Rin shook her head, and her temples throbbed at the sudden movement. Under the harsh light of dawn, she’d come to deeply regret ever touching alcohol, which made the task of informing the Cike they’d been disbanded very distasteful. “I’m unranked. Jinzha’s orders.”
“Then what about us?” Ramsa demanded.
She gave him a blank look. “What about you?”
“Where are we supposed to go?”
“Oh.” She squeezed her eyes shut, trying to remember. “You’re being reassigned. You’re on the Griffon, I think, and Suni and Baji are on the tower ships—”
“We’re not together?” Ramsa asked. “Fuck that. Can’t we just refuse?”
“No.” She pressed a palm into her aching forehead. “You’re still Republic soldiers. You have to follow orders.”
He stared at her in disbelief. “That’s all you’ve got?”
“What else am I supposed to say?”
“Something!” he shouted. “Anything! We’re not the Cike anymore, and you’re just going to take that lying down?”
She wanted to cover her ears with her hands. She was so exhausted. She wished Ramsa would just go away and break the news to the others for her so that she could lie down and go to sleep and stop thinking about anything.
“Who cares? The Cike’s not that important. The Cike is dead.”
Ramsa grabbed at her collar. But he was so scrawny, shorter even than she, that it only made him look ridiculous.
“What is wrong with you?” he demanded.
“Ramsa, stop.”
“We joined this war for you,” he said. “Out of loyalty to you.”
“Don’t be dramatic.

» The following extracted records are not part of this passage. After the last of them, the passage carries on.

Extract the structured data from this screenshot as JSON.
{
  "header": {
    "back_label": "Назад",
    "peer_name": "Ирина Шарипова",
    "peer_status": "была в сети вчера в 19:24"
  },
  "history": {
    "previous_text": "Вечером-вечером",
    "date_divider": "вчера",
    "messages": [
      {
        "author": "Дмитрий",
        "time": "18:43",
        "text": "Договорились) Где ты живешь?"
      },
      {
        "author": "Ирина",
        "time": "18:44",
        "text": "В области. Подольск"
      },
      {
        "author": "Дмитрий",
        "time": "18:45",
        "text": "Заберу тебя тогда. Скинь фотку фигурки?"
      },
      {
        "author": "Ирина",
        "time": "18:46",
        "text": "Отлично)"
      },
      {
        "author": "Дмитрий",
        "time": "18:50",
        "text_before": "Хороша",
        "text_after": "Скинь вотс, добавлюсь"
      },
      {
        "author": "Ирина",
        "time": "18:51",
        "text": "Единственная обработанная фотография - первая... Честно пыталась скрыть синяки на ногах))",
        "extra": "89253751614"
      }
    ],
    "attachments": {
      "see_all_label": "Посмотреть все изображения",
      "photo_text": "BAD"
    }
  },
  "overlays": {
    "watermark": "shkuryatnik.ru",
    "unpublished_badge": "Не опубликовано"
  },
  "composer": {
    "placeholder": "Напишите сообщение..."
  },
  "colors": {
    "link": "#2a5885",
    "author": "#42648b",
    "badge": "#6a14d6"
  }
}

You entered this war because you wanted Dragon silver, you like blowing shit up, and you’re a wanted criminal everywhere else in the Empire.”

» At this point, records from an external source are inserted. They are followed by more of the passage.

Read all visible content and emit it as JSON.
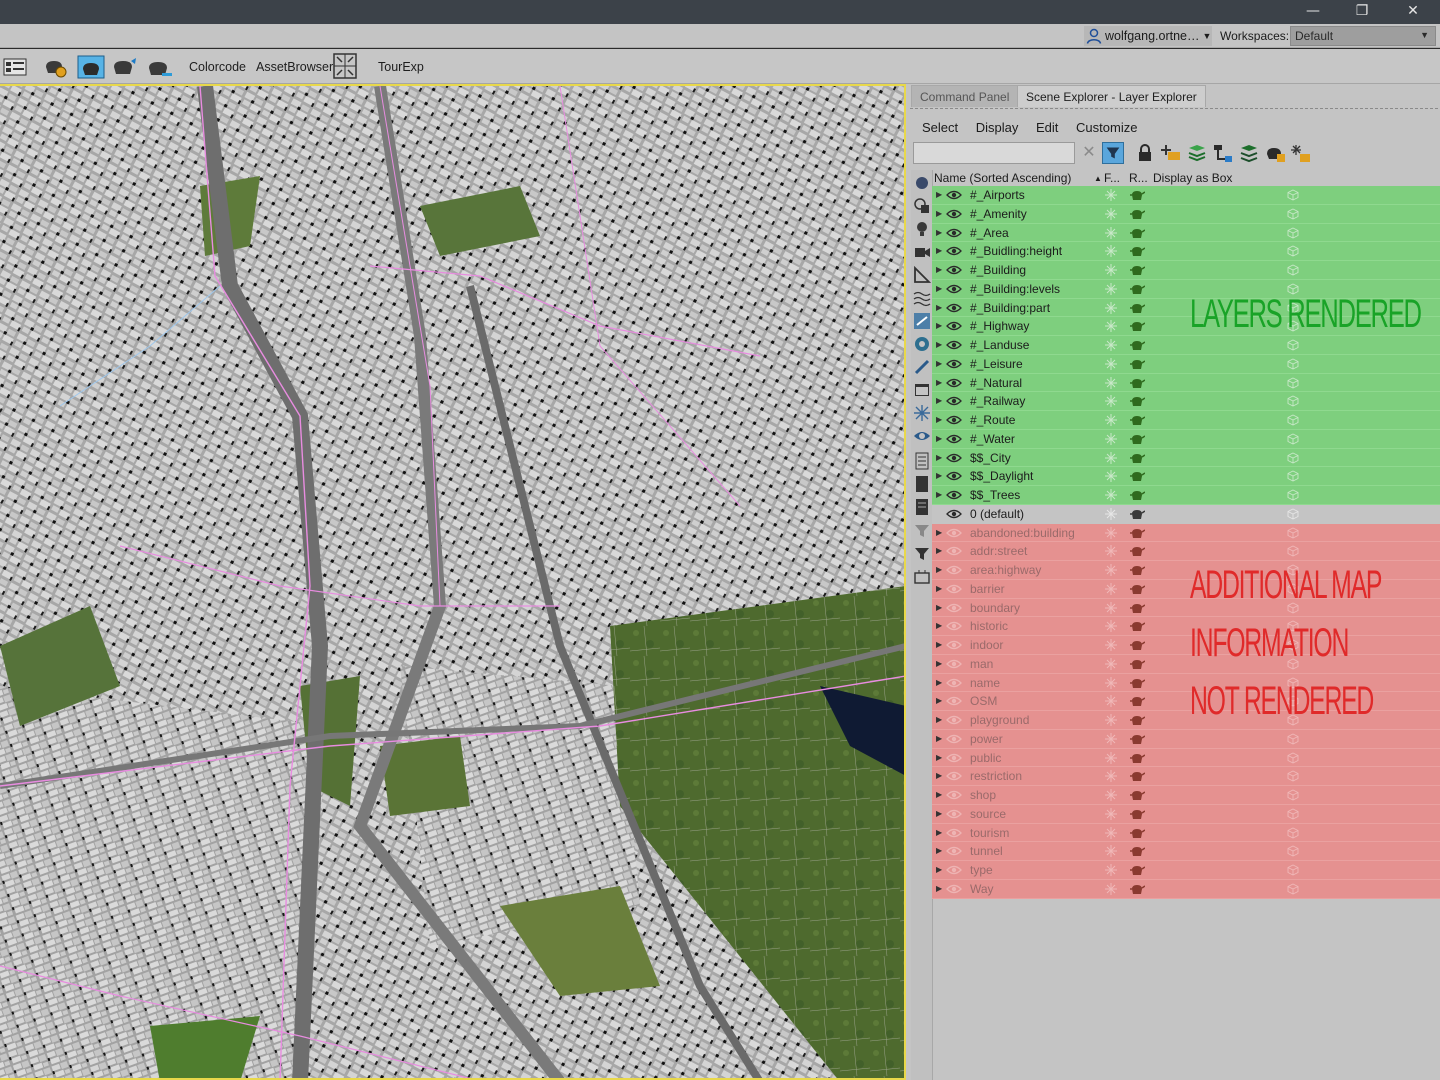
{
  "window": {
    "controls": {
      "minimize": "—",
      "restore": "❐",
      "close": "✕"
    }
  },
  "account": {
    "user": "wolfgang.ortne…",
    "workspaces_label": "Workspaces:",
    "workspace_value": "Default"
  },
  "toolbar": {
    "items": [
      "Colorcode",
      "AssetBrowser",
      "TourExp"
    ]
  },
  "panel": {
    "tabs": [
      "Command Panel",
      "Scene Explorer - Layer Explorer"
    ],
    "menus": [
      "Select",
      "Display",
      "Edit",
      "Customize"
    ],
    "search_placeholder": "",
    "columns": {
      "name": "Name (Sorted Ascending)",
      "sort_arrow": "▲",
      "frozen": "F...",
      "renderable": "R...",
      "display_as_box": "Display as Box"
    },
    "rendered_layers": [
      "#_Airports",
      "#_Amenity",
      "#_Area",
      "#_Buidling:height",
      "#_Building",
      "#_Building:levels",
      "#_Building:part",
      "#_Highway",
      "#_Landuse",
      "#_Leisure",
      "#_Natural",
      "#_Railway",
      "#_Route",
      "#_Water",
      "$$_City",
      "$$_Daylight",
      "$$_Trees"
    ],
    "default_layer": "0 (default)",
    "unrendered_layers": [
      "abandoned:building",
      "addr:street",
      "area:highway",
      "barrier",
      "boundary",
      "historic",
      "indoor",
      "man",
      "name",
      "OSM",
      "playground",
      "power",
      "public",
      "restriction",
      "shop",
      "source",
      "tourism",
      "tunnel",
      "type",
      "Way"
    ]
  },
  "annotations": {
    "rendered": "LAYERS RENDERED",
    "not_rendered": [
      "ADDITIONAL MAP",
      "INFORMATION",
      "NOT RENDERED"
    ]
  },
  "colors": {
    "rendered_bg": "#7ecf7e",
    "not_rendered_bg": "#e59190",
    "rendered_text": "#19a327",
    "not_rendered_text": "#e02a2a",
    "viewport_border": "#e8d84a"
  }
}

“I stuck with you because we thought we’d stay together.” Ramsa sounded like he was about to cry, which was so absurd that Rin almost laughed. “We’re always supposed to be together.”
“You’re not even a shaman. You’ve got nothing to be afraid of. Why do you care?”
“Why don’t you care? Altan named you commander. Protecting the Cike is your duty.”
“I didn’t ask to be commander,” she snapped. Altan’s invocation brought up feelings of obligation, duty, that she didn’t want to think about. “All right? I don’t want to be your Altan. I can’t.”
What had she done since she’d been put in charge? She’d hurt Unegen, driven Enki away, seen Aratsha killed, and gotten her ass kicked so badly by Daji that she couldn’t even properly be called a shaman anymore. She hadn’t led the Cike so much as encouraged them to make a series of awful decisions. They were better off without her. It infuriated her that they couldn’t see that.
“Aren’t you angry?” Ramsa asked. “Doesn’t this piss you off?”
“No,” she said. “I take orders.”
She could have been angry. Could have resisted Jinzha, could have lashed out like she’d always done. But anger had only ever helped her when it manifested in flames, and she couldn’t call on that anymore. Without the fire she wasn’t a shaman, wasn’t a proper Speerly, and certainly wasn’t a military asset. Jinzha had no reason to listen to or respect her.
And she knew by now that the fire was never coming back.
“You could at least try,” Ramsa said. “Please.”
There was no fight left in his voice, either.